Introduce a Mentor and Some Additional Challenges
Someone, a mentor, appears to offer the main character guidance and help. The old lady, whom the hero shares his lunch with, turns around and tells him about a shortcut that will help him reach his goal more swiftly.
The fish the hero rescues from a tangle of plants will appear later in the story to help the hero meet the challenge of finding a diamond tossed into a river.
Traditionally, in fairy tales, the character experiences three challenges to overcome before he can succeed.

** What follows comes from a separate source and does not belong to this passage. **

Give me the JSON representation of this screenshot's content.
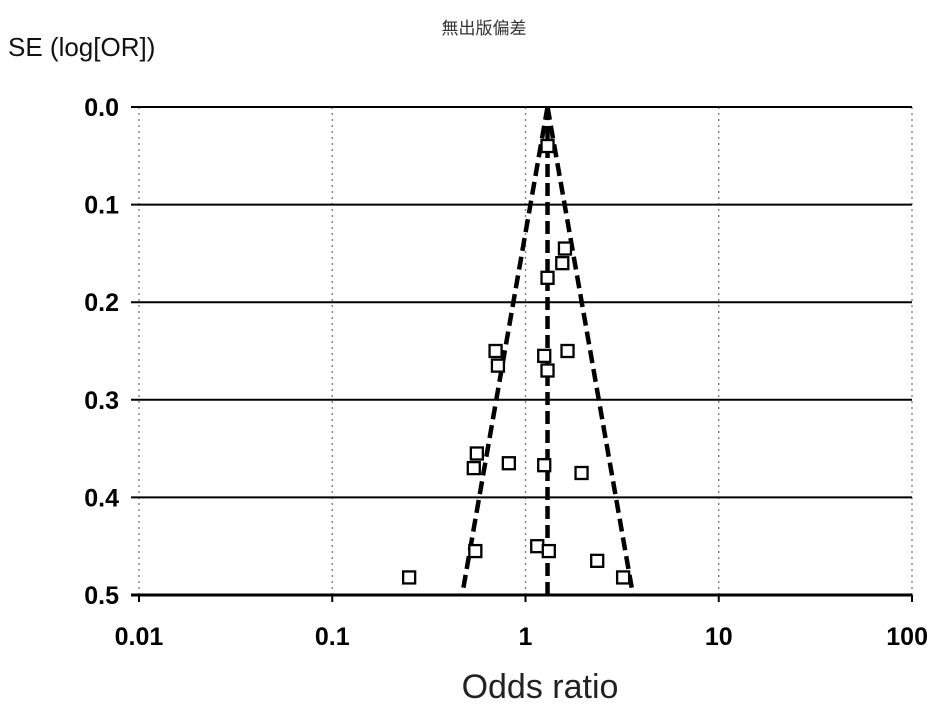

Show the Character’s Strengths
These encounters with other people and creatures show how the character’s strengths – kindness, patience, bravery, etc. – come into play. In a fairy tale, a character doesn’t have to be a well-rounded person. Select no more than three descriptive traits that your protagonist, the main character, exemplifies.
Let the Character Succeed
After experiencing and overcoming the challenges between them and their goal, the main character gets what he or she was looking for in the beginning.
Telling the Story
Practice telling your story aloud – perhaps while driving to and from work. When you go to tell the story, you can have a few notes jotted on an index card, but avoid writing out the story in detail. Kids may ask questions, so stay flexible. If you don’t know the answer to a question, ask your children to wait and see – they might forget their question, or you might be inspired with a solution.
Avoid telling stories that teach a lesson – your son has been bothering you for a new bike so you tell him a story about a prince who wants a horse but in the end accepts that he can’t get one. Kids see through moralistic tales.
So, to create an original bedtime tale, show us what a character wants (and how it will make her life better), introduce some assistance and some challenges, and end your story on a hopeful note.